Thursday, September 13, 2012

THAI INSPIRED LETTUCE WRAPS


beautiful Bib lettuce for wrapping


INGREDIENTS:

1 cup red lentils, cook and set aside

1/2 tsp. fresh ginger, minced
1 tsp. dried lemongrass
juice of 1/2 lime
1/2 tsp. garlic chili sauce
1/2 Tbsp. peanut oil
1/2 Tbsp. sesame oil
1 Tbsp. soy sauce
1 Tbsp. agave nectar
1/2 tsp. Thai basil (or regular)
black pepper to taste

1 large onion
2 cloves garlic
1 lb. baby portobello mushrooms, cut in half then into thirds
2 cups shredded kale
small amount of veggie stock


DIRECTIONS:

In a bowl mix all of the sauce ingredients tog. and let marinate for at least half an hour.
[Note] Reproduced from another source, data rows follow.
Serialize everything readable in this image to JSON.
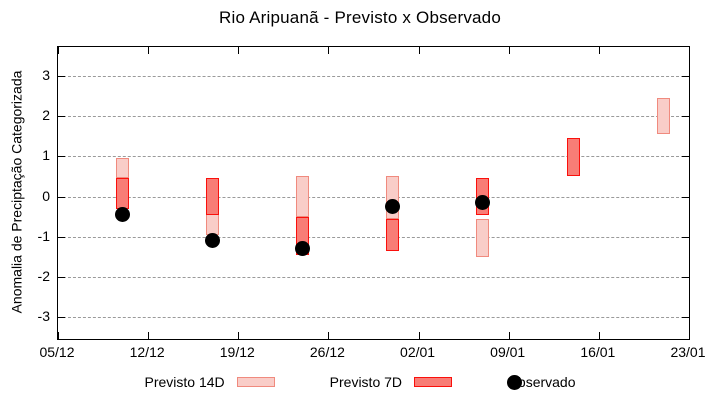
{
  "title": "Rio Aripuanã - Previsto x Observado",
  "axes": {
    "y_label": "Anomalia de Preciptação Categorizada",
    "y_ticks": [
      "3",
      "2",
      "1",
      "0",
      "-1",
      "-2",
      "-3"
    ],
    "x_ticks": [
      {
        "label": "05/12",
        "day": 0
      },
      {
        "label": "12/12",
        "day": 7
      },
      {
        "label": "19/12",
        "day": 14
      },
      {
        "label": "26/12",
        "day": 21
      },
      {
        "label": "02/01",
        "day": 28
      },
      {
        "label": "09/01",
        "day": 35
      },
      {
        "label": "16/01",
        "day": 42
      },
      {
        "label": "23/01",
        "day": 49
      }
    ]
  },
  "legend": [
    {
      "label": "Previsto 14D",
      "swatch": "box-light"
    },
    {
      "label": "Previsto 7D",
      "swatch": "box-dark"
    },
    {
      "label": "Observado",
      "swatch": "dot"
    }
  ],
  "colors": {
    "light_fill": "#f9cdc8",
    "light_border": "#f08a7e",
    "dark_fill": "#f87d76",
    "dark_border": "#fa100c",
    "dot": "#000000",
    "grid": "#9a9a9a",
    "axis": "#000000"
  },
  "chart_data": {
    "type": "bar",
    "subtype": "floating-range-bars-with-points",
    "title": "Rio Aripuanã - Previsto x Observado",
    "xlabel": "",
    "ylabel": "Anomalia de Preciptação Categorizada",
    "ylim": [
      -3.62,
      3.71
    ],
    "x_axis_dates": [
      "05/12",
      "12/12",
      "19/12",
      "26/12",
      "02/01",
      "09/01",
      "16/01",
      "23/01"
    ],
    "grid": "horizontal-dashed",
    "legend_position": "below-chart",
    "cluster_dates": [
      "10/12",
      "17/12",
      "24/12",
      "31/12",
      "07/01",
      "14/01",
      "21/01"
    ],
    "cluster_days_from_axis_start": [
      5,
      12,
      19,
      26,
      33,
      40,
      47
    ],
    "series": [
      {
        "name": "Previsto 14D",
        "kind": "range",
        "ranges": [
          [
            0.45,
            0.95
          ],
          [
            -0.95,
            0.45
          ],
          [
            -0.5,
            0.5
          ],
          [
            -0.55,
            0.5
          ],
          [
            -1.5,
            -0.55
          ],
          null,
          [
            1.55,
            2.45
          ]
        ]
      },
      {
        "name": "Previsto 7D",
        "kind": "range",
        "ranges": [
          [
            -0.3,
            0.45
          ],
          [
            -0.45,
            0.45
          ],
          [
            -1.45,
            -0.5
          ],
          [
            -1.35,
            -0.55
          ],
          [
            -0.45,
            0.45
          ],
          [
            0.5,
            1.45
          ],
          null
        ]
      },
      {
        "name": "Observado",
        "kind": "point",
        "values": [
          -0.45,
          -1.1,
          -1.3,
          -0.25,
          -0.15,
          null,
          null
        ]
      }
    ]
  }
}
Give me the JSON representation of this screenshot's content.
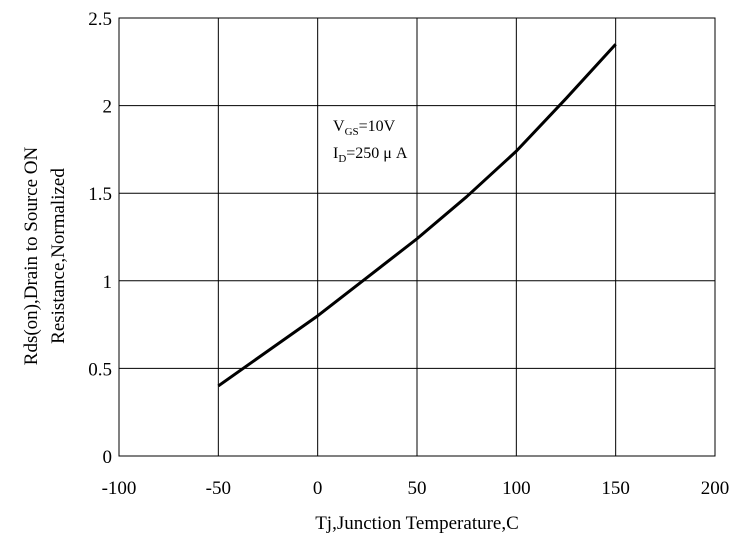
{
  "chart_data": {
    "type": "line",
    "title": "",
    "xlabel": "Tj,Junction Temperature,C",
    "ylabel_lines": [
      "Rds(on),Drain to Source ON",
      "Resistance,Normalized"
    ],
    "xlim": [
      -100,
      200
    ],
    "ylim": [
      0,
      2.5
    ],
    "xticks": [
      -100,
      -50,
      0,
      50,
      100,
      150,
      200
    ],
    "yticks": [
      0,
      0.5,
      1,
      1.5,
      2,
      2.5
    ],
    "xtick_labels": [
      "-100",
      "-50",
      "0",
      "50",
      "100",
      "150",
      "200"
    ],
    "ytick_labels": [
      "0",
      "0.5",
      "1",
      "1.5",
      "2",
      "2.5"
    ],
    "grid": true,
    "series": [
      {
        "color": "#000000",
        "x": [
          -50,
          -25,
          0,
          25,
          50,
          75,
          100,
          125,
          150
        ],
        "y": [
          0.4,
          0.6,
          0.8,
          1.02,
          1.24,
          1.48,
          1.74,
          2.04,
          2.35
        ]
      }
    ],
    "annotations": [
      {
        "main": "V",
        "sub": "GS",
        "rest": "=10V"
      },
      {
        "main": "I",
        "sub": "D",
        "rest": "=250 μ A"
      }
    ]
  }
}
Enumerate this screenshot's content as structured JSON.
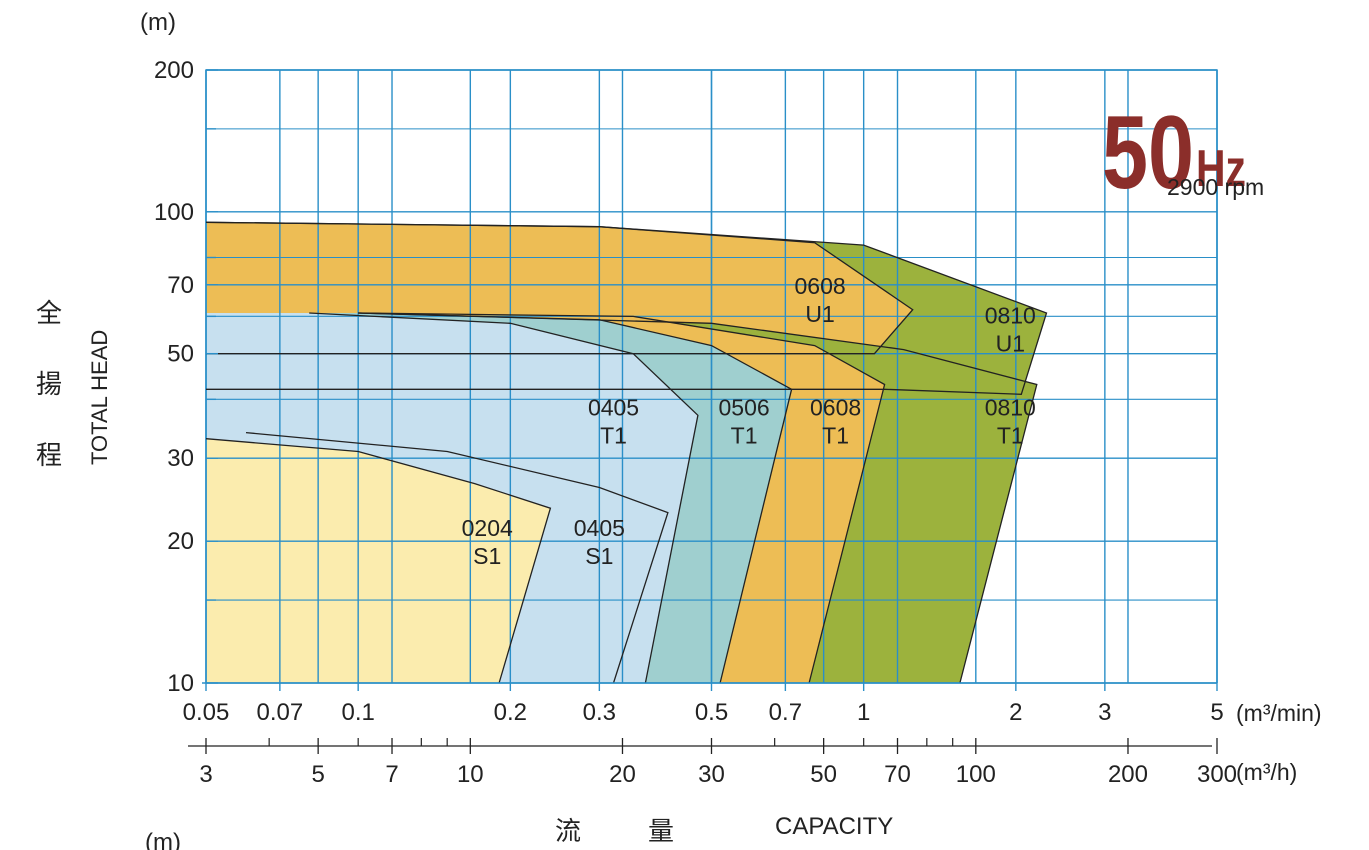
{
  "chart_data": {
    "type": "area",
    "title": "",
    "frequency_main": "50",
    "frequency_unit": "Hz",
    "speed": "2900 rpm",
    "y_unit_top": "(m)",
    "y_unit_bottom": "(m)",
    "ylabel_en": "TOTAL HEAD",
    "ylabel_cn": [
      "全",
      "揚",
      "程"
    ],
    "xlabel_en": "CAPACITY",
    "xlabel_cn": [
      "流",
      "量"
    ],
    "x_scale": "log",
    "y_scale": "log",
    "grid": true,
    "x_unit_min": "(m³/min)",
    "x_unit_h": "(m³/h)",
    "xlim_min": [
      0.05,
      5
    ],
    "ylim": [
      10,
      200
    ],
    "y_ticks": [
      {
        "value": 10,
        "label": "10"
      },
      {
        "value": 20,
        "label": "20"
      },
      {
        "value": 30,
        "label": "30"
      },
      {
        "value": 50,
        "label": "50"
      },
      {
        "value": 70,
        "label": "70"
      },
      {
        "value": 100,
        "label": "100"
      },
      {
        "value": 200,
        "label": "200"
      }
    ],
    "x_ticks_min": [
      {
        "value": 0.05,
        "label": "0.05"
      },
      {
        "value": 0.07,
        "label": "0.07"
      },
      {
        "value": 0.1,
        "label": "0.1"
      },
      {
        "value": 0.2,
        "label": "0.2"
      },
      {
        "value": 0.3,
        "label": "0.3"
      },
      {
        "value": 0.5,
        "label": "0.5"
      },
      {
        "value": 0.7,
        "label": "0.7"
      },
      {
        "value": 1,
        "label": "1"
      },
      {
        "value": 2,
        "label": "2"
      },
      {
        "value": 3,
        "label": "3"
      },
      {
        "value": 5,
        "label": "5"
      }
    ],
    "x_ticks_h": [
      {
        "value": 3,
        "label": "3"
      },
      {
        "value": 5,
        "label": "5"
      },
      {
        "value": 7,
        "label": "7"
      },
      {
        "value": 10,
        "label": "10"
      },
      {
        "value": 20,
        "label": "20"
      },
      {
        "value": 30,
        "label": "30"
      },
      {
        "value": 50,
        "label": "50"
      },
      {
        "value": 70,
        "label": "70"
      },
      {
        "value": 100,
        "label": "100"
      },
      {
        "value": 200,
        "label": "200"
      },
      {
        "value": 300,
        "label": "300"
      }
    ],
    "x_minor_h": [
      4,
      6,
      8,
      9,
      40,
      60,
      80,
      90
    ],
    "y_minor": [
      15,
      40,
      60,
      80,
      150
    ],
    "series": [
      {
        "name": "0810 U1",
        "color": "#9cb23d",
        "label_line1": "0810",
        "label_line2": "U1",
        "label_at": [
          1.95,
          58
        ],
        "points": [
          [
            0.05,
            95
          ],
          [
            0.3,
            93
          ],
          [
            1.0,
            85
          ],
          [
            2.3,
            61
          ],
          [
            2.05,
            41
          ],
          [
            1.1,
            42
          ],
          [
            0.05,
            42
          ]
        ]
      },
      {
        "name": "0608 U1",
        "color": "#edbd55",
        "label_line1": "0608",
        "label_line2": "U1",
        "label_at": [
          0.82,
          67
        ],
        "points": [
          [
            0.05,
            95
          ],
          [
            0.3,
            93
          ],
          [
            0.8,
            86
          ],
          [
            1.25,
            62
          ],
          [
            1.05,
            50
          ],
          [
            0.05,
            50
          ]
        ]
      },
      {
        "name": "0810 T1",
        "color": "#9cb23d",
        "label_line1": "0810",
        "label_line2": "T1",
        "label_at": [
          1.95,
          37
        ],
        "points": [
          [
            0.1,
            61
          ],
          [
            0.5,
            58
          ],
          [
            1.2,
            51
          ],
          [
            2.2,
            43
          ],
          [
            1.55,
            10
          ],
          [
            0.85,
            10
          ],
          [
            0.05,
            10
          ],
          [
            0.05,
            61
          ]
        ]
      },
      {
        "name": "0608 T1",
        "color": "#edbd55",
        "label_line1": "0608",
        "label_line2": "T1",
        "label_at": [
          0.88,
          37
        ],
        "points": [
          [
            0.1,
            61
          ],
          [
            0.35,
            60
          ],
          [
            0.8,
            52
          ],
          [
            1.1,
            43
          ],
          [
            0.78,
            10
          ],
          [
            0.05,
            10
          ],
          [
            0.05,
            61
          ]
        ]
      },
      {
        "name": "0506 T1",
        "color": "#9fcfcf",
        "label_line1": "0506",
        "label_line2": "T1",
        "label_at": [
          0.58,
          37
        ],
        "points": [
          [
            0.1,
            61
          ],
          [
            0.3,
            59
          ],
          [
            0.5,
            52
          ],
          [
            0.72,
            42
          ],
          [
            0.52,
            10
          ],
          [
            0.05,
            10
          ],
          [
            0.05,
            61
          ]
        ]
      },
      {
        "name": "0405 T1",
        "color": "#c7e0ef",
        "label_line1": "0405",
        "label_line2": "T1",
        "label_at": [
          0.32,
          37
        ],
        "points": [
          [
            0.08,
            61
          ],
          [
            0.2,
            58
          ],
          [
            0.35,
            50
          ],
          [
            0.47,
            37
          ],
          [
            0.37,
            10
          ],
          [
            0.05,
            10
          ],
          [
            0.05,
            61
          ]
        ]
      },
      {
        "name": "0405 S1",
        "color": "#c7e0ef",
        "label_line1": "0405",
        "label_line2": "S1",
        "label_at": [
          0.3,
          20.5
        ],
        "points": [
          [
            0.06,
            34
          ],
          [
            0.15,
            31
          ],
          [
            0.3,
            26
          ],
          [
            0.41,
            23
          ],
          [
            0.32,
            10
          ],
          [
            0.05,
            10
          ],
          [
            0.05,
            34
          ]
        ]
      },
      {
        "name": "0204 S1",
        "color": "#fbecae",
        "label_line1": "0204",
        "label_line2": "S1",
        "label_at": [
          0.18,
          20.5
        ],
        "points": [
          [
            0.05,
            33
          ],
          [
            0.1,
            31
          ],
          [
            0.17,
            26.5
          ],
          [
            0.24,
            23.5
          ],
          [
            0.19,
            10
          ],
          [
            0.05,
            10
          ]
        ]
      }
    ],
    "grid_color": "#2a8fc8",
    "outline_color": "#222222"
  }
}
Meanwhile, in a lg. skillet, saute the onion in veggie stock.  When semi-cooked, add the mushrooms and garlic and cook till finished and not much liquid remains.  Add the kale and cook about 3 to 5 minutes or until wilted.  Add the lentils.  Combine.

Add the marinated liquid at the end, stir to heat and cook the garlic. 

Take a piece of bib lettuce and spoon 1 Tbsp. of the mushroom mixture into the center.  Top with green onions if desired.